I'm practicing my newbie c++ skills by making a small game using SFML and OpenGL. The programming part has been going fine for the most part, but I've questions regarding actual code/class design.
I've one class, MainLoop, which contains the game loop and owns one instance of each of the following classes: Events, Graphics, Commands, Game and UI. I initially wanted all of those to be a single class( with functions separated in different .cpp files), but was told that was the wrong approach for OOP/C++. However, while I can see the good side with separating them( encapsulation, modularity, debugging), I seem to be encountering a lot of bad stuff too. Let me take an example with the user pressing a UI button.
First, the MainLoop gets the event from SFML's window class. MainLoop sends it over to my own Event class, which interprets the event and sends it over to the UI class to check if it 'hit' any of the buttons. If true, the UI class then sends it over to the Command class which interprets the button command. Then, finally, the command class sends it over to the Game class or wherever else it needs to go.

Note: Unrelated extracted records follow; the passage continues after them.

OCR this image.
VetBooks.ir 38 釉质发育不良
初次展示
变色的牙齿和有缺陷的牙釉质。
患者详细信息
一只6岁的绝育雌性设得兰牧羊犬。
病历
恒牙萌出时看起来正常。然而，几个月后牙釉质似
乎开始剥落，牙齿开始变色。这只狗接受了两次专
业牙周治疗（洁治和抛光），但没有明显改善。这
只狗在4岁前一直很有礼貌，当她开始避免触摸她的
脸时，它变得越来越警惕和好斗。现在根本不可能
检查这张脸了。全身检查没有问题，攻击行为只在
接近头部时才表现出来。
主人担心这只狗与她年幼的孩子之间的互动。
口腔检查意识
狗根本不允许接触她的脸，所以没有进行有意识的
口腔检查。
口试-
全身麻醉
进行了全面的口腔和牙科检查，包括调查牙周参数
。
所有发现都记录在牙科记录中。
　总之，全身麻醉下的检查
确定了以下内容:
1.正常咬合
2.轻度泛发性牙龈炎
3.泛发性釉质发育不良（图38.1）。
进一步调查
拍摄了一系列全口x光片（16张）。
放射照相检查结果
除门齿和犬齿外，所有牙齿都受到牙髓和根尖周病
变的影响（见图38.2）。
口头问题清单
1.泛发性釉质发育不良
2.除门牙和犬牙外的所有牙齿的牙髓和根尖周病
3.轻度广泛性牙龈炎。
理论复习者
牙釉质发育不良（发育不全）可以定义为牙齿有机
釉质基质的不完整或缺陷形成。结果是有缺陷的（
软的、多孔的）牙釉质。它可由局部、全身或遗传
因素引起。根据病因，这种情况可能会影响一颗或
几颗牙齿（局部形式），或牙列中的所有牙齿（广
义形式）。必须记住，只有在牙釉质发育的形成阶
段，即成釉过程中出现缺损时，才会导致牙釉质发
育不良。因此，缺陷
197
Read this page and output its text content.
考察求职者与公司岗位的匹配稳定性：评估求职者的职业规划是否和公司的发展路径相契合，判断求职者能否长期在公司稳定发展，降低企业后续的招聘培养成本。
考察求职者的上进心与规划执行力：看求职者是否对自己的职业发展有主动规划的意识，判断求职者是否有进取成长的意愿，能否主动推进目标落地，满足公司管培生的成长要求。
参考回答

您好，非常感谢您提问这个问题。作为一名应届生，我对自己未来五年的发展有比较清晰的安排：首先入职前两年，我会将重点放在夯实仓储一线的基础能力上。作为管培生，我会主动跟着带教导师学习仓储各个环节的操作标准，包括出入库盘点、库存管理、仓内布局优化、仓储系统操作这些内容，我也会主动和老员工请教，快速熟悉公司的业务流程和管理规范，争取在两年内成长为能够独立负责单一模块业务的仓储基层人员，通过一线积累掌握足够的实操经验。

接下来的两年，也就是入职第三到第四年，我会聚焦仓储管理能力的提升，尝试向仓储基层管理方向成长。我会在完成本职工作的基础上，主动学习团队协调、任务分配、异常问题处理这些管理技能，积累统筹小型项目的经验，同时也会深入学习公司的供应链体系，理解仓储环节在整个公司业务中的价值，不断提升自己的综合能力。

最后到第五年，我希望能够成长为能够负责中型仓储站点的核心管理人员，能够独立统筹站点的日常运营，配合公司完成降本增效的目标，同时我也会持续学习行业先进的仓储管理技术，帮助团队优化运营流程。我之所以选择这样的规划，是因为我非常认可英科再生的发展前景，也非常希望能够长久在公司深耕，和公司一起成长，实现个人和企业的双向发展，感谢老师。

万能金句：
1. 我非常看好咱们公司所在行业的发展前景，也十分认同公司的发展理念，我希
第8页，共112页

It all seems very heavy-handed to me, and has also, at least the way I've been doing it at the moment, required a lot of forward declarations( and before I learned about those I ended up with tons of circular dependencies). I doubt it does much good for performance either.
Anyway, is there some trick here that I'm missing? How should these classes be connected, how should they communicate? How should I be forwarding commands from, say, the Event class to the UI class? Should I really have forward declarations, includes and stuff everywhere, and doesn't that ruin modularity? Should I have it all run through the MainLoop class and forward the returns using the integers/floats/chars which don't require declarations instead? I'm kinda at a loss here.